Open Source Consultants UNITE Edit
Open Source Consultants Working Group
Guy Martin, Red Hat (Leader)
Jacob Reading, Drupal
Rich Sands, Black Duck
Jared Smith, Blue Host
Shawn Briscoe, Black Duck
Patrick Cozzi, AGI
Simon Phipps, OSI
Donnie Berkholtz, Red Monk
Dave Neary, Red Hat
Shawn Briscoe, Black Duck
Ideas paraphrased from note-taker, not actual quotes.
JR: Drupal has customers who want us to answer the question, "How do I engage with Open Source Software?"
GM: This is part of the problem we are trying to solve. The goal here is to create a community of Open Source Consultants answering this and similar questions. We will contribute content to the community consisting of common, foundational, non-differentiating IP such as OSS 101 Training, Maturity Assessments, Legal References.
RS: Having spent time as a consultant, I understand the goal and desire, but what's in it for the consultants. The basic blocking & tackling is bread and butter to many.
GM: Customers find value in customization, deliveries and integration work specific to the client. If we come together we can spend less time on the pre-work and education. If potential customers find the community they will realize they need our help when they see the gap between where they are and where they should be. They could try to implement changes themselves with the content they find, however, they most likely will still require consultants if they run into trouble.
RS: The blocking and tackling work allows consultants 2 great things: 1) to build the initial relationship, and 2) to learn more about the client. Are we sure losing this is a good thing? How many hours of engagement will be lost?
JS: I see a need for the community. Blue Host wants to create OSS 101 training videos and we need a place to host them, and we want clients to be able to find them. The community could help us accomplish that.
PC: This is simply an open source business model. Wouldn't participation and visibility just create more momentum and thus more work for everyone?
SP: I want OSI to host a community like this that allows me a place to find business and to ask questions of my peers. OSI could do quality control or certification for Open Source Consultants. I'm afraid a wiki community will reduce my oppty for easy money.
SB: The question here is one of content. Is the content differentiating or not.
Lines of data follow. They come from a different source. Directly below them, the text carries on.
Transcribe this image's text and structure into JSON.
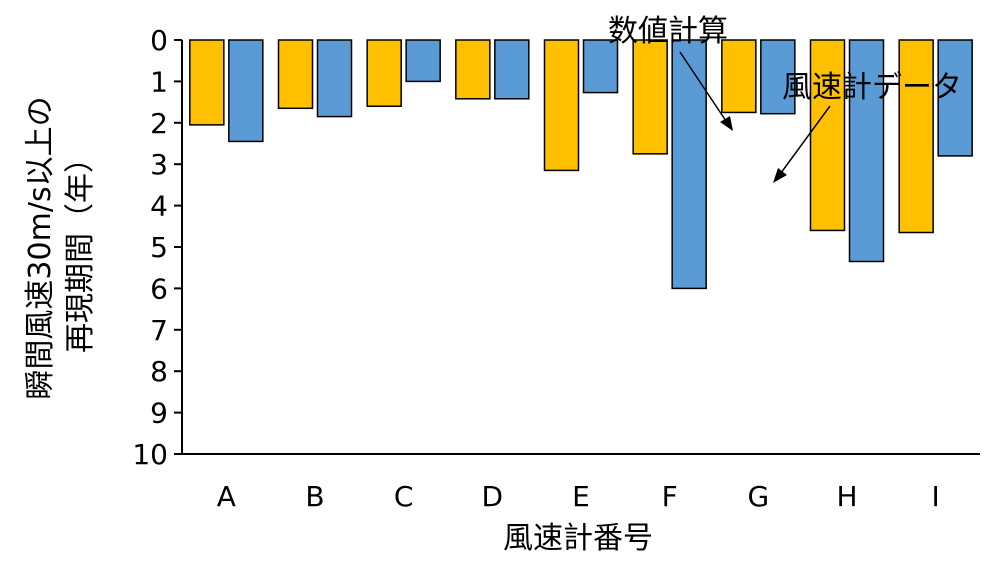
{
  "chart_data": {
    "type": "bar",
    "categories": [
      "A",
      "B",
      "C",
      "D",
      "E",
      "F",
      "G",
      "H",
      "I"
    ],
    "series": [
      {
        "name": "数値計算",
        "color": "#FFC000",
        "values": [
          2.05,
          1.65,
          1.6,
          1.42,
          3.15,
          2.75,
          1.75,
          4.6,
          4.65
        ]
      },
      {
        "name": "風速計データ",
        "color": "#5B9BD5",
        "values": [
          2.45,
          1.85,
          1.0,
          1.42,
          1.27,
          6.0,
          1.78,
          5.35,
          2.8
        ]
      }
    ],
    "xlabel": "風速計番号",
    "ylabel_line1": "瞬間風速30m/s以上の",
    "ylabel_line2": "再現期間（年）",
    "ylim": [
      0,
      10
    ],
    "y_inverted": true,
    "yticks": [
      "0",
      "1",
      "2",
      "3",
      "4",
      "5",
      "6",
      "7",
      "8",
      "9",
      "10"
    ],
    "grid": false,
    "legend": "none",
    "annotations": [
      "数値計算",
      "風速計データ"
    ]
  }
}
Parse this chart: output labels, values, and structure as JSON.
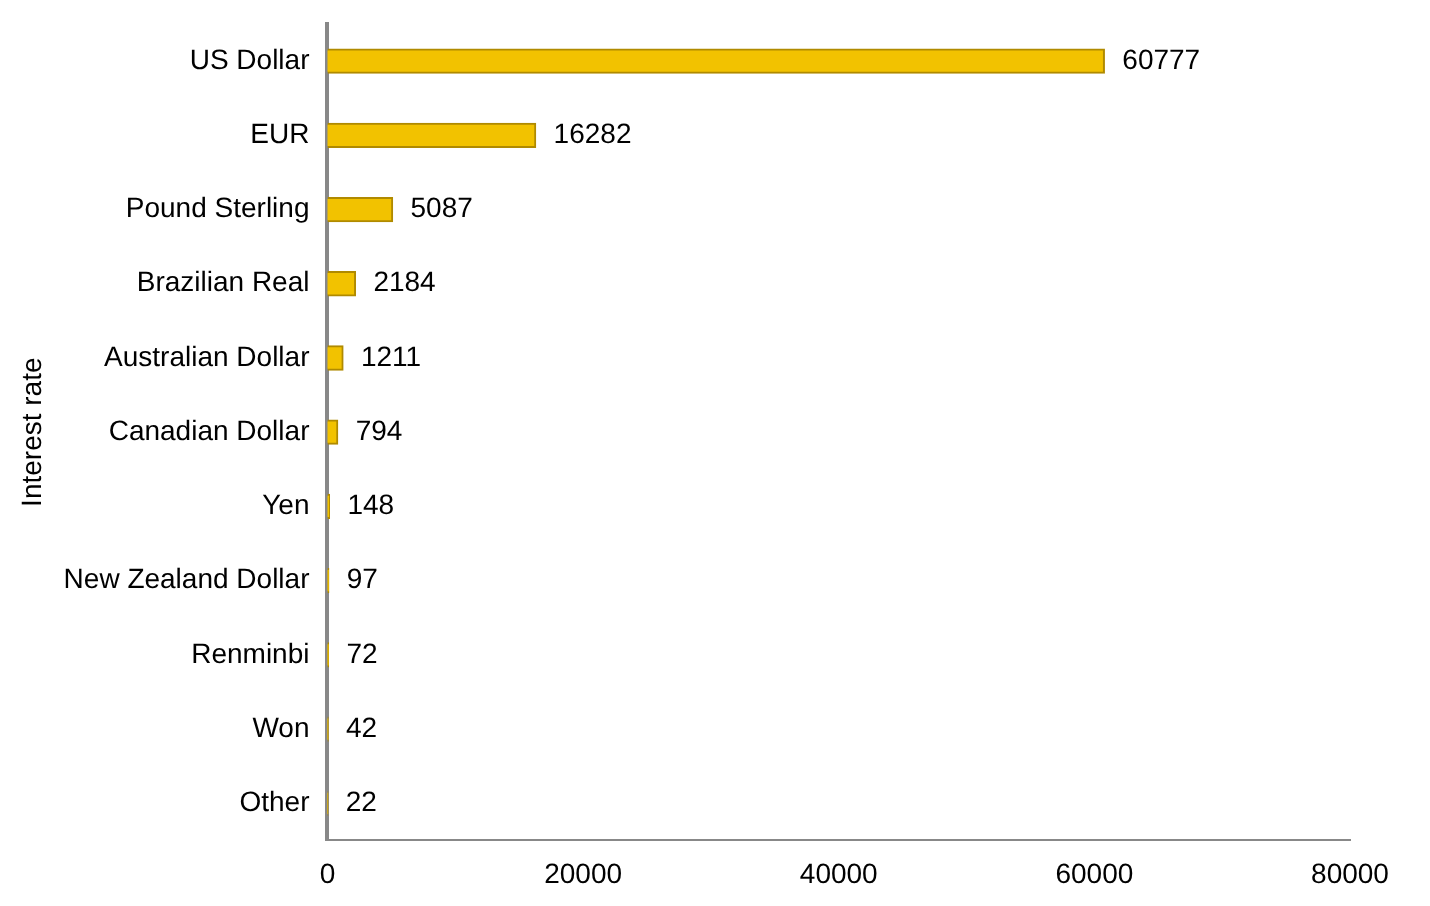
{
  "chart_data": {
    "type": "bar",
    "orientation": "horizontal",
    "ylabel": "Interest rate",
    "categories": [
      "US Dollar",
      "EUR",
      "Pound Sterling",
      "Brazilian Real",
      "Australian Dollar",
      "Canadian Dollar",
      "Yen",
      "New Zealand Dollar",
      "Renminbi",
      "Won",
      "Other"
    ],
    "values": [
      60777,
      16282,
      5087,
      2184,
      1211,
      794,
      148,
      97,
      72,
      42,
      22
    ],
    "color": "#f2c200",
    "xlim": [
      0,
      80000
    ],
    "xticks": [
      0,
      20000,
      40000,
      60000,
      80000
    ],
    "grid": false,
    "legend": false,
    "data_labels": true
  }
}
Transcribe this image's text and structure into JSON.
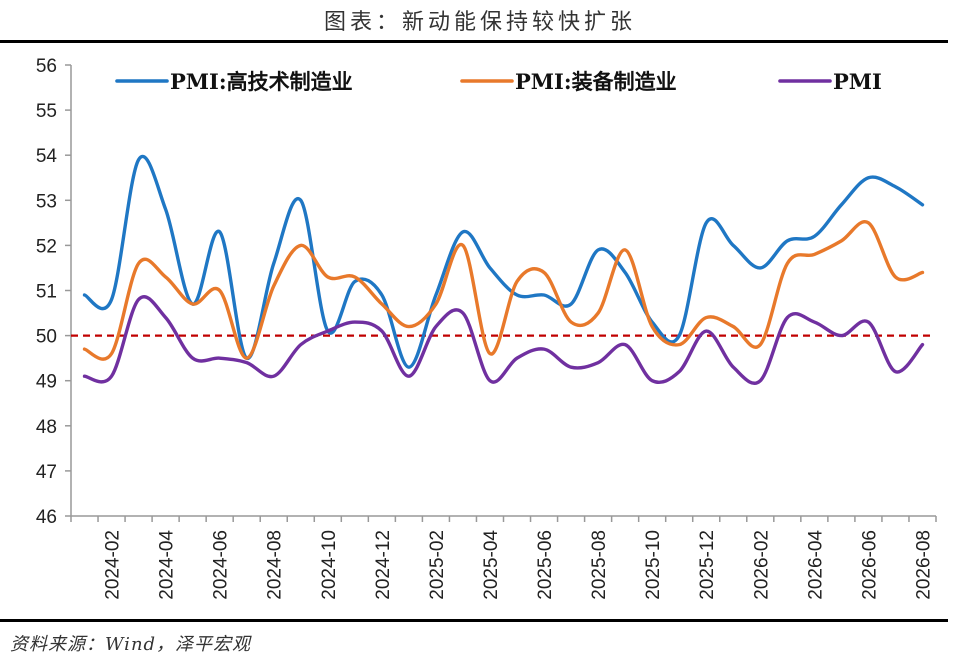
{
  "header": {
    "title": "图表：新动能保持较快扩张"
  },
  "footer": {
    "source": "资料来源：Wind，泽平宏观"
  },
  "chart_data": {
    "type": "line",
    "title": "图表：新动能保持较快扩张",
    "xlabel": "",
    "ylabel": "",
    "ylim": [
      46,
      56
    ],
    "yticks": [
      46,
      47,
      48,
      49,
      50,
      51,
      52,
      53,
      54,
      55,
      56
    ],
    "x_tick_labels": [
      "2024-02",
      "2024-04",
      "2024-06",
      "2024-08",
      "2024-10",
      "2024-12",
      "2025-02",
      "2025-04",
      "2025-06",
      "2025-08",
      "2025-10",
      "2025-12",
      "2026-02",
      "2026-04",
      "2026-06",
      "2026-08"
    ],
    "months": [
      "2024-01",
      "2024-02",
      "2024-03",
      "2024-04",
      "2024-05",
      "2024-06",
      "2024-07",
      "2024-08",
      "2024-09",
      "2024-10",
      "2024-11",
      "2024-12",
      "2025-01",
      "2025-02",
      "2025-03",
      "2025-04",
      "2025-05",
      "2025-06",
      "2025-07",
      "2025-08",
      "2025-09",
      "2025-10",
      "2025-11",
      "2025-12",
      "2026-01",
      "2026-02",
      "2026-03",
      "2026-04",
      "2026-05",
      "2026-06",
      "2026-07",
      "2026-08"
    ],
    "grid": false,
    "legend_position": "top",
    "reference_line": {
      "y": 50,
      "style": "dashed",
      "color": "#C00000"
    },
    "series": [
      {
        "name": "PMI:高技术制造业",
        "color": "#1F77C4",
        "values": [
          50.9,
          50.8,
          53.9,
          52.8,
          50.7,
          52.3,
          49.5,
          51.6,
          53.0,
          50.1,
          51.2,
          50.9,
          49.3,
          50.9,
          52.3,
          51.5,
          50.9,
          50.9,
          50.7,
          51.9,
          51.4,
          50.3,
          50.0,
          52.5,
          52.0,
          51.5,
          52.1,
          52.2,
          52.9,
          53.5,
          53.3,
          52.9
        ]
      },
      {
        "name": "PMI:装备制造业",
        "color": "#E8792B",
        "values": [
          49.7,
          49.6,
          51.6,
          51.3,
          50.7,
          51.0,
          49.5,
          51.1,
          52.0,
          51.3,
          51.3,
          50.7,
          50.2,
          50.7,
          52.0,
          49.6,
          51.2,
          51.4,
          50.3,
          50.5,
          51.9,
          50.2,
          49.8,
          50.4,
          50.2,
          49.8,
          51.6,
          51.8,
          52.1,
          52.5,
          51.3,
          51.4
        ]
      },
      {
        "name": "PMI",
        "color": "#7030A0",
        "values": [
          49.1,
          49.1,
          50.8,
          50.4,
          49.5,
          49.5,
          49.4,
          49.1,
          49.8,
          50.1,
          50.3,
          50.1,
          49.1,
          50.2,
          50.5,
          49.0,
          49.5,
          49.7,
          49.3,
          49.4,
          49.8,
          49.0,
          49.2,
          50.1,
          49.3,
          49.0,
          50.4,
          50.3,
          50.0,
          50.3,
          49.2,
          49.8
        ]
      }
    ]
  }
}
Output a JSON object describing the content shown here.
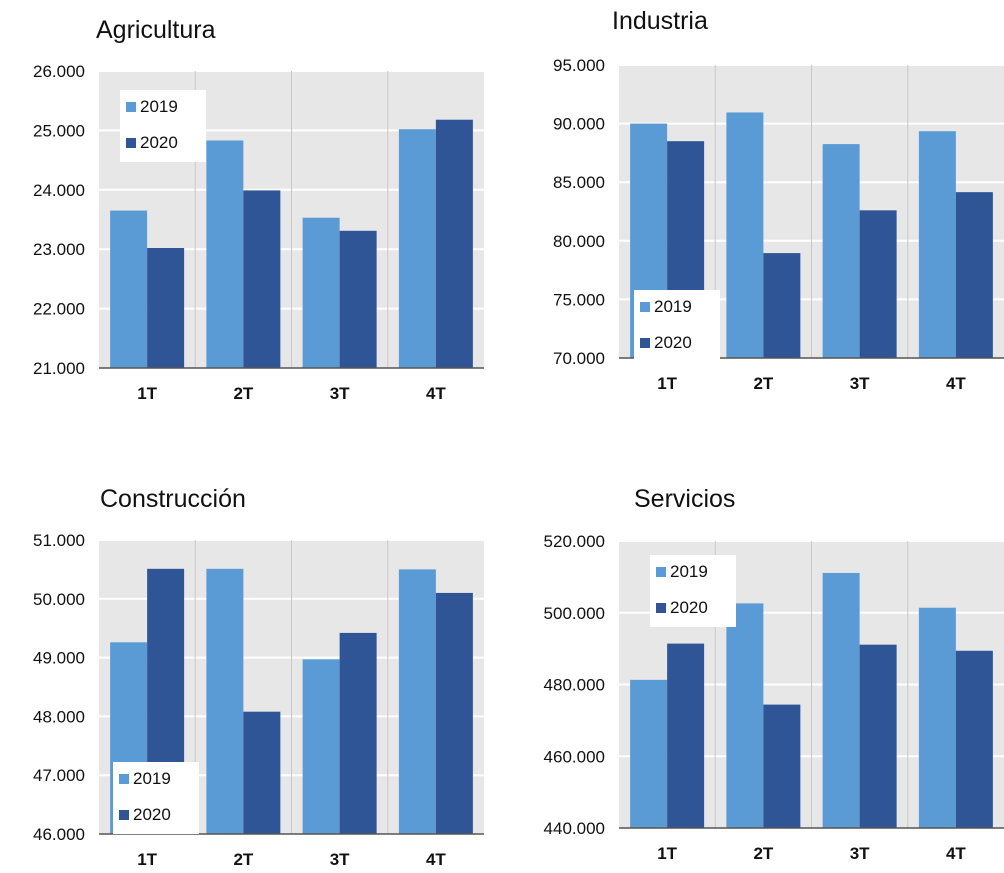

We can all agree that things like OSS project maturity metrics and legal references are non-differentiating, I think. This is the kind of content that we can all contribute and benefit from. If we deem maturity assessments or training or such as differentiating, then we won't include it. Let's focus on material which we all agree is non-differentiating.
GM: Yes, the original intent is that content shared here would be no value-add to the customer without consultant customizations.
RS: Another thing to consider is that alot of knowledge consultants bring to the table is non-differentiating when it starts out. The consultant massages it to be meaningful to the client.
DB: I'm interested in contract templates being shared, and other business operational type documents, but I want them to be vetted of course.
GM: That is the type of foundational content - templates - that we had in mind. Stuff just for consultants to share.
SP: When this stuff is posted online, it is of value to me because it is attached to my brand. Clients find it and call me because they want me to explain or interpret it to them. I don't want to contribute my content to white label.
RS: We seem to be running into the Big Company vs. Sole Proprietor point of view. What isnt alot of $ and is tedious to the big company is often very important to the little guy.
PC: Wouldnt a wiki credit consultants for their contributions and thus increase visibility?
RS: NAPO, National organization for professional organizers allows you to go online and find an organizer for hire. It seems that this community could allow clients to find consultants in the same way.
DN: We must keep in mind that the community needs to be more than just a yellow pages - it should foster valuable participation which allows everyone to be better at their jobs.
SP: I want a peer group to interact with. Suggest a mailing list. Hopefully a closed community with some Cat and Mouse confidentiality - can talk about content without revealing the source. It should be ok to be stupid and ask questions. One should join through personal recommendation rather than being public. This would create trust attributes making it ok to join in. We want to avoid even the appearance of commoditizing our business.
DN: Has the conversation changed with clients, though? Is the old conversation less important as it matures?
SP: Often no. I think we should target those who should be members of the community rather than the content.
DN: FOSS Alliance - a co-op of consultants created to help refer business and join forces on bids. It never worked.
RS: This community CAN work in the right environment.
SP: There are examples of sales & marketing orgs in the UK who have no delivery arm/capability acting almost like a co-op.
JR: s/o must own and license the content
DN: Igalia is an example of a copmany with open source training modules in which content is licensed freely.
SP: OSS communities start with a seed - someone must seed them - there must already exist something there than benefits me in order to engage.
DB: There is content I will contribute but I would like attribution/accreditation.